Equinor, Shell and TotalEnergies have made a final investment decision (FID) to progress phase two of the Northern Lights development. The decision was made after signing a commercial agreement with Stockholm Exergi to transport and store 900.000 tonnes of biogenic CO2 annually for 15 years.
Customer commitment is a decisive part of realising a carbon capture, transportation and storage (CCS) value chain.
Anders Opedal, CEO of Equinor says: ‘This is a major step in the further development of a large-scale carbon capture, transportation and storage value chain. The support from the Norwegian Government and European Commission has been important contributing factors to successfully completing phase 1 and advancing phase 2. That we are now able to progress the Northern Lights’ project second phase on a commercial basis, demonstrates the value of public-private partnerships to reduce risk and attract customers.’
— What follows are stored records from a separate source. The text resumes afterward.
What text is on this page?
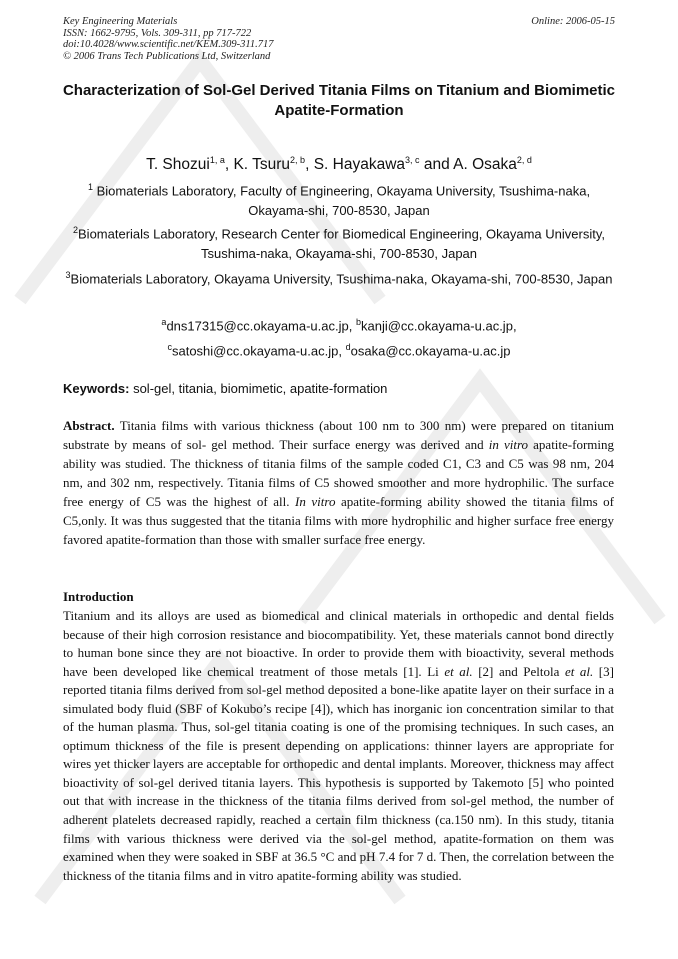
Key Engineering Materials
ISSN: 1662-9795, Vols. 309-311, pp 717-722
doi:10.4028/www.scientific.net/KEM.309-311.717
© 2006 Trans Tech Publications Ltd, Switzerland
Online: 2006-05-15
Characterization of Sol-Gel Derived Titania Films on Titanium and Biomimetic Apatite-Formation
T. Shozui$^{1, a}$, K. Tsuru$^{2, b}$, S. Hayakawa$^{3, c}$ and A. Osaka$^{2, d}$
$^1$ Biomaterials Laboratory, Faculty of Engineering, Okayama University, Tsushima-naka, Okayama-shi, 700-8530, Japan
$^2$Biomaterials Laboratory, Research Center for Biomedical Engineering, Okayama University, Tsushima-naka, Okayama-shi, 700-8530, Japan
$^3$Biomaterials Laboratory, Okayama University, Tsushima-naka, Okayama-shi, 700-8530, Japan
$^a$dns17315@cc.okayama-u.ac.jp, $^b$kanji@cc.okayama-u.ac.jp,
$^c$satoshi@cc.okayama-u.ac.jp, $^d$osaka@cc.okayama-u.ac.jp
Keywords: sol-gel, titania, biomimetic, apatite-formation

Abstract. Titania films with various thickness (about 100 nm to 300 nm) were prepared on titanium substrate by means of sol- gel method. Their surface energy was derived and in vitro apatite-forming ability was studied. The thickness of titania films of the sample coded C1, C3 and C5 was 98 nm, 204 nm, and 302 nm, respectively. Titania films of C5 showed smoother and more hydrophilic. The surface free energy of C5 was the highest of all. In vitro apatite-forming ability showed the titania films of C5,only. It was thus suggested that the titania films with more hydrophilic and higher surface free energy favored apatite-formation than those with smaller surface free energy.

Introduction

Titanium and its alloys are used as biomedical and clinical materials in orthopedic and dental fields because of their high corrosion resistance and biocompatibility. Yet, these materials cannot bond directly to human bone since they are not bioactive. In order to provide them with bioactivity, several methods have been developed like chemical treatment of those metals [1]. Li et al. [2] and Peltola et al. [3] reported titania films derived from sol-gel method deposited a bone-like apatite layer on their surface in a simulated body fluid (SBF of Kokubo’s recipe [4]), which has inorganic ion concentration similar to that of the human plasma. Thus, sol-gel titania coating is one of the promising techniques. In such cases, an optimum thickness of the file is present depending on applications: thinner layers are appropriate for wires yet thicker layers are acceptable for orthopedic and dental implants. Moreover, thickness may affect bioactivity of sol-gel derived titania layers. This hypothesis is supported by Takemoto [5] who pointed out that with increase in the thickness of the titania films derived from sol-gel method, the number of adherent platelets decreased rapidly, reached a certain film thickness (ca.150 nm). In this study, titania films with various thickness were derived via the sol-gel method, apatite-formation on them was examined when they were soaked in SBF at 36.5 °C and pH 7.4 for 7 d. Then, the correlation between the thickness of the titania films and in vitro apatite-forming ability was studied.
The investment by the Northern Lights JV owners Equinor, Shell and TotalEnergies is 7.5 billion NOK. This includes the award of €131 million (ca 1,5 billion NOK) from the Connecting Europe Facility (CEF) funding scheme, approved by the European Commission last year.
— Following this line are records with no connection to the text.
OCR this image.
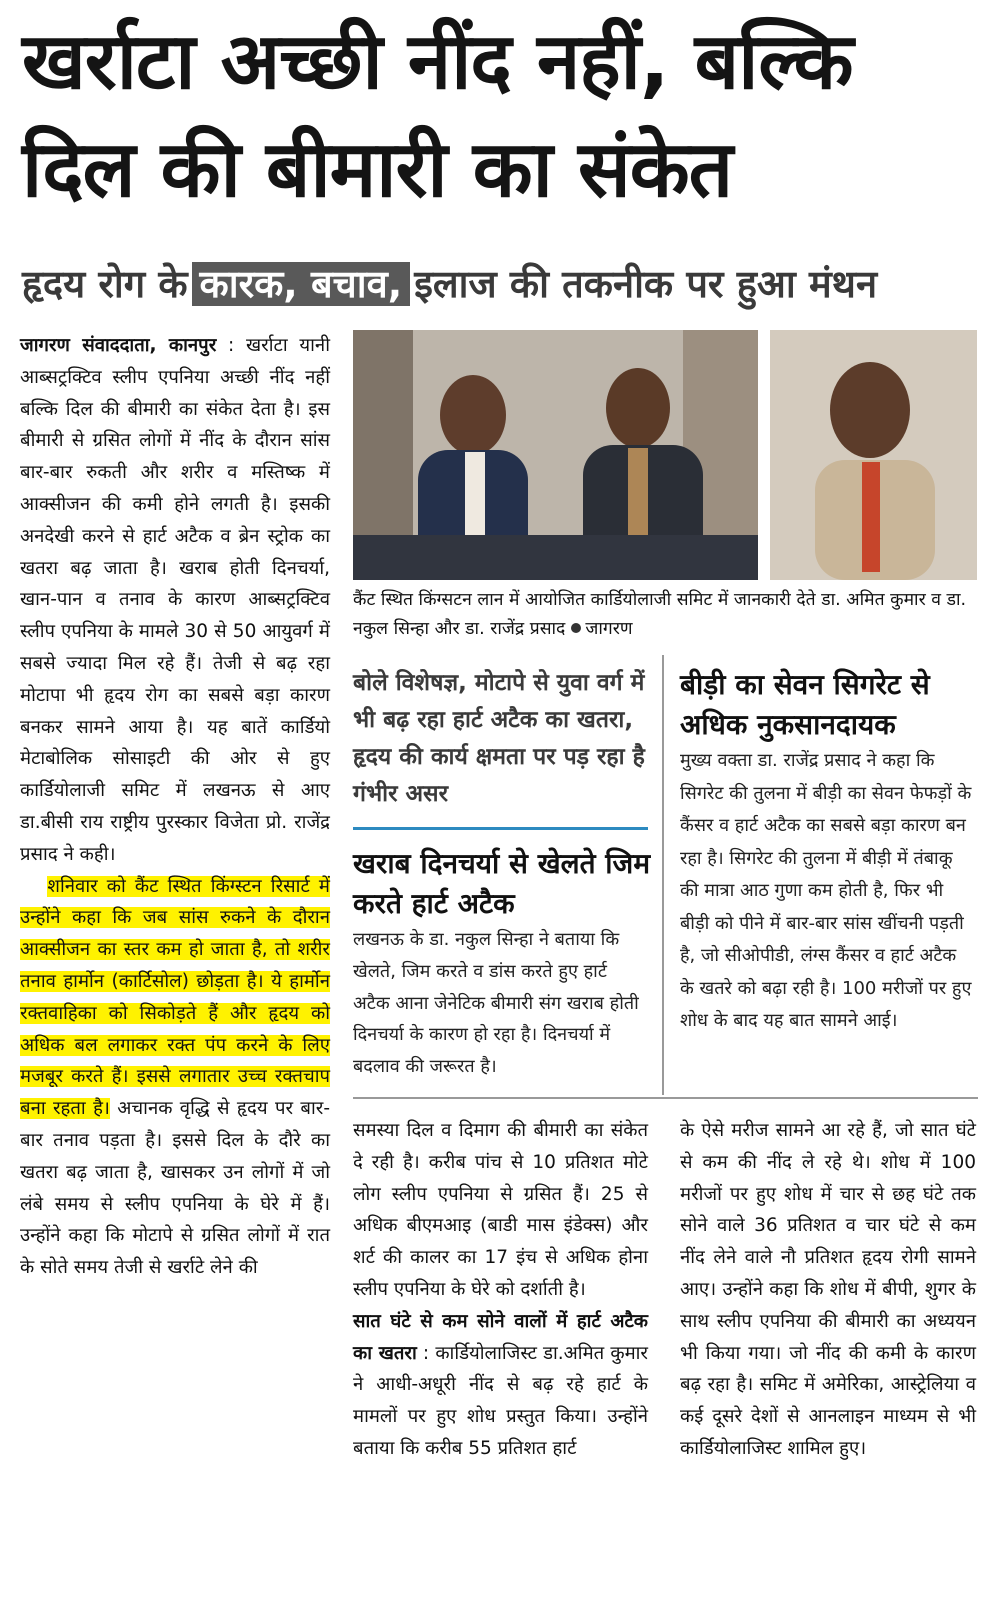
खर्राटा अच्छी नींद नहीं, बल्कि
दिल की बीमारी का संकेत
हृदय रोग के कारक, बचाव, इलाज की तकनीक पर हुआ मंथन
जागरण संवाददाता, कानपुर : खर्राटा यानी आब्सट्रक्टिव स्लीप एपनिया अच्छी नींद नहीं बल्कि दिल की बीमारी का संकेत देता है। इस बीमारी से ग्रसित लोगों में नींद के दौरान सांस बार-बार रुकती और शरीर व मस्तिष्क में आक्सीजन की कमी होने लगती है। इसकी अनदेखी करने से हार्ट अटैक व ब्रेन स्ट्रोक का खतरा बढ़ जाता है। खराब होती दिनचर्या, खान-पान व तनाव के कारण आब्सट्रक्टिव स्लीप एपनिया के मामले 30 से 50 आयुवर्ग में सबसे ज्यादा मिल रहे हैं। तेजी से बढ़ रहा मोटापा भी हृदय रोग का सबसे बड़ा कारण बनकर सामने आया है। यह बातें कार्डियो मेटाबोलिक सोसाइटी की ओर से हुए कार्डियोलाजी समिट में लखनऊ से आए डा.बीसी राय राष्ट्रीय पुरस्कार विजेता प्रो. राजेंद्र प्रसाद ने कही।
शनिवार को कैंट स्थित किंग्स्टन रिसार्ट में उन्होंने कहा कि जब सांस रुकने के दौरान आक्सीजन का स्तर कम हो जाता है, तो शरीर तनाव हार्मोन (कार्टिसोल) छोड़ता है। ये हार्मोन रक्तवाहिका को सिकोड़ते हैं और हृदय को अधिक बल लगाकर रक्त पंप करने के लिए मजबूर करते हैं। इससे लगातार उच्च रक्तचाप बना रहता है। अचानक वृद्धि से हृदय पर बार-बार तनाव पड़ता है। इससे दिल के दौरे का खतरा बढ़ जाता है, खासकर उन लोगों में जो लंबे समय से स्लीप एपनिया के घेरे में हैं। उन्होंने कहा कि मोटापे से ग्रसित लोगों में रात के सोते समय तेजी से खर्राटे लेने की
कैंट स्थित किंग्सटन लान में आयोजित कार्डियोलाजी समिट में जानकारी देते डा. अमित कुमार व डा. नकुल सिन्हा और डा. राजेंद्र प्रसाद जागरण
बोले विशेषज्ञ, मोटापे से युवा वर्ग में भी बढ़ रहा हार्ट अटैक का खतरा, हृदय की कार्य क्षमता पर पड़ रहा है गंभीर असर
खराब दिनचर्या से खेलते जिम करते हार्ट अटैक
लखनऊ के डा. नकुल सिन्हा ने बताया कि खेलते, जिम करते व डांस करते हुए हार्ट अटैक आना जेनेटिक बीमारी संग खराब होती दिनचर्या के कारण हो रहा है। दिनचर्या में बदलाव की जरूरत है।
बीड़ी का सेवन सिगरेट से अधिक नुकसानदायक
मुख्य वक्ता डा. राजेंद्र प्रसाद ने कहा कि सिगरेट की तुलना में बीड़ी का सेवन फेफड़ों के कैंसर व हार्ट अटैक का सबसे बड़ा कारण बन रहा है। सिगरेट की तुलना में बीड़ी में तंबाकू की मात्रा आठ गुणा कम होती है, फिर भी बीड़ी को पीने में बार-बार सांस खींचनी पड़ती है, जो सीओपीडी, लंग्स कैंसर व हार्ट अटैक के खतरे को बढ़ा रही है। 100 मरीजों पर हुए शोध के बाद यह बात सामने आई।
समस्या दिल व दिमाग की बीमारी का संकेत दे रही है। करीब पांच से 10 प्रतिशत मोटे लोग स्लीप एपनिया से ग्रसित हैं। 25 से अधिक बीएमआइ (बाडी मास इंडेक्स) और शर्ट की कालर का 17 इंच से अधिक होना स्लीप एपनिया के घेरे को दर्शाती है।
सात घंटे से कम सोने वालों में हार्ट अटैक का खतरा : कार्डियोलाजिस्ट डा.अमित कुमार ने आधी-अधूरी नींद से बढ़ रहे हार्ट के मामलों पर हुए शोध प्रस्तुत किया। उन्होंने बताया कि करीब 55 प्रतिशत हार्ट
के ऐसे मरीज सामने आ रहे हैं, जो सात घंटे से कम की नींद ले रहे थे। शोध में 100 मरीजों पर हुए शोध में चार से छह घंटे तक सोने वाले 36 प्रतिशत व चार घंटे से कम नींद लेने वाले नौ प्रतिशत हृदय रोगी सामने आए। उन्होंने कहा कि शोध में बीपी, शुगर के साथ स्लीप एपनिया की बीमारी का अध्ययन भी किया गया। जो नींद की कमी के कारण बढ़ रहा है। समिट में अमेरिका, आस्ट्रेलिया व कई दूसरे देशों से आनलाइन माध्यम से भी कार्डियोलाजिस्ट शामिल हुए।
Phase two of the development will increase the total injection capacity from 1.5 million tonnes of CO2 per year (mtpa) to at least 5 mtpa. The expansion through phase two builds on existing onshore and offshore infrastructure and includes additional onshore storage tanks, a new jetty, and additional injection wells. This development phase is expected to be completed and ready for operation in the second half of 2028. Equinor will remain the technical service provider (TSP) for phase two, responsible for development, construction and operation on behalf of the partnership.